Investing.com - Crude oil prices gained in Asia on Thursday ahead of an end of week report on U.S> production trends.
Investors are looking ahead to Friday's report from industry research group Baker Hughes (NYSE:BHI), of the number of rigs drilling for oil in the U.S., which declined by seven last week to 638, snapping two weeks of gains.
On the New York Mercantile Exchange, WTI crude for September delivery rose 0.07% to $49.23 a barrel.
Overnight, WTI crude futures declined sharply on Tuesday to fall under $50 a barrel for the first time since early-April, amid an expected build in U.S. crude stockpiles last week.
On the Intercontinental Exchange (ICE), Brent crude for September delivery wavered between $56.16 and $57.09 a barrel, before settling at $56.20, down 0.89 or 1.57% on the session. The spread between the international and U.S. benchmarks of crude stood at $6.81, above a level of $6.19 at Tuesday's close.
In its weekly Petroleum Status Report, the U.S. Energy Information Administration (EIA) said U.S. crude inventories rose by 2.5 million barrels for the week ending on July 17. While analysts expected a draw of 2.2 million barrels last week, traders may have priced in a significant build after the American Petroleum Institute said on Tuesday that U.S. crude stockpiles had declined by 2.1 million barrels for the week.
Crude inventories nationwide are now at 463.9 million barrels the highest level at this time of year in at least 80 years. At the Cushing Oil Hub in Oklahoma, the main delivery point for NYMEX oil, its crude inventory increased by 813,000 last week, above expectations for a 300,000 build.
Even the slightest weekly build is viewed as bearish for crude, amid a glut of oversupply on global energy markets. Although U.S. crude inventories have declined steadily in recent weeks the trend is likely to level off, as the peak of the U.S. driving season nears an end.
Gasoline production increased last week, as refineries operated at 95.5% of their operable capacity. Opec triggered an extended battle for global market share last November by keeping its production ceiling above 30 million barrels per day. While the world's largest oil cartel reportedly employed the strategy in an effort to undercut U.S. shale producers, U.S. crude output has remained near 40 year-highs over the last several months. Last week, U.S. production fell slightly by 4,000 barrels per day to 9.558 million bpd.

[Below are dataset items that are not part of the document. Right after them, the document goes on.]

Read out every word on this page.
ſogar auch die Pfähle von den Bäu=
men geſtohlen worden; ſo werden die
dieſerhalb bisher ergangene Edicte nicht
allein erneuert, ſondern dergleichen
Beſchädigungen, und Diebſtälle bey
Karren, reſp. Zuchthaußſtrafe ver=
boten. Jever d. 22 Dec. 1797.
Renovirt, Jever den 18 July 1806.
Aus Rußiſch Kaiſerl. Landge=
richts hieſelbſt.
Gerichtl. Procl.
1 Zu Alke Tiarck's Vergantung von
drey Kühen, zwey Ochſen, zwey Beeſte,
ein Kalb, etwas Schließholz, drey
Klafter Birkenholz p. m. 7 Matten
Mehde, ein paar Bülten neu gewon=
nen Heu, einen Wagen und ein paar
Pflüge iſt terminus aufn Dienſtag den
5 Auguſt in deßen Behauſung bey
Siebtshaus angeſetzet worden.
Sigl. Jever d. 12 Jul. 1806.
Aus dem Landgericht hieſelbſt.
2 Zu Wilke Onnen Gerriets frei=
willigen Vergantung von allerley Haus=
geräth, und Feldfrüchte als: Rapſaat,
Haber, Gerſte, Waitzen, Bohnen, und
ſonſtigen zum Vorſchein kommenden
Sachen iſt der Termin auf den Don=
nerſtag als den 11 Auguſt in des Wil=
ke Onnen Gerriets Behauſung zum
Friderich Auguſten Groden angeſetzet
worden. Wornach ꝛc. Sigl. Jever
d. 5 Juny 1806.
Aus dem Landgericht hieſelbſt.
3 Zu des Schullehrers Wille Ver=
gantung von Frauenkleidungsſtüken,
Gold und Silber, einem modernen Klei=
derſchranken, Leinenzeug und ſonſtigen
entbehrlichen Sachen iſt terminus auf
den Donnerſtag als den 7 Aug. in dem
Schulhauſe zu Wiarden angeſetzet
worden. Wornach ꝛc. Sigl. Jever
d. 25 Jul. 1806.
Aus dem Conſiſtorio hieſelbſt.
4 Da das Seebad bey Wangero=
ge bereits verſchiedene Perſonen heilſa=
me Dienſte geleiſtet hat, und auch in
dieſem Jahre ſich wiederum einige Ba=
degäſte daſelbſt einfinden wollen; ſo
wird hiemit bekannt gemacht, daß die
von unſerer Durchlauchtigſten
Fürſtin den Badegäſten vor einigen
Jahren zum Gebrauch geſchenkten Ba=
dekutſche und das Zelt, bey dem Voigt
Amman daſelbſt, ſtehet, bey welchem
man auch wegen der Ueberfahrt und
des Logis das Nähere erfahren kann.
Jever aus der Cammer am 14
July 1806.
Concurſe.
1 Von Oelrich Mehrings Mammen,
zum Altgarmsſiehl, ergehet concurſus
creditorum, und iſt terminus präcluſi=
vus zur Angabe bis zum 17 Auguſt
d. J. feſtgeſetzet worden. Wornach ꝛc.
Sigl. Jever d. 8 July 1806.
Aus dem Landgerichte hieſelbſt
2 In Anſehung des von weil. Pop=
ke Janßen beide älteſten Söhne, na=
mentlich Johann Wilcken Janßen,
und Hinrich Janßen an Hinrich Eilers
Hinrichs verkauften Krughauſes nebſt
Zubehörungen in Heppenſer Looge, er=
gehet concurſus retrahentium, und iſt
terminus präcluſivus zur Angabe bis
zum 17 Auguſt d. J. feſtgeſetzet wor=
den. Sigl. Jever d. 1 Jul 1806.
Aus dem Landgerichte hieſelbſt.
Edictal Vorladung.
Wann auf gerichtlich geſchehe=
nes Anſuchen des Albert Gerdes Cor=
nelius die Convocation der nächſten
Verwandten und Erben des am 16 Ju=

Elsewhere, U.S. House of Representatives speaker John Boehner (R, Ohio) insisted he will do "everything possible," to stop U.S. president Barack Obama's comprehensive nuclear deal with Iran, as Congress began its 60-day review of last week's agreement on Wednesday. Iran could double its export level to approximately 2 million bpd over the next year if severe economic sanctions are lifted by Western powers. The outflow of Iranian oil could depress prices in a market already saturated by oversupply.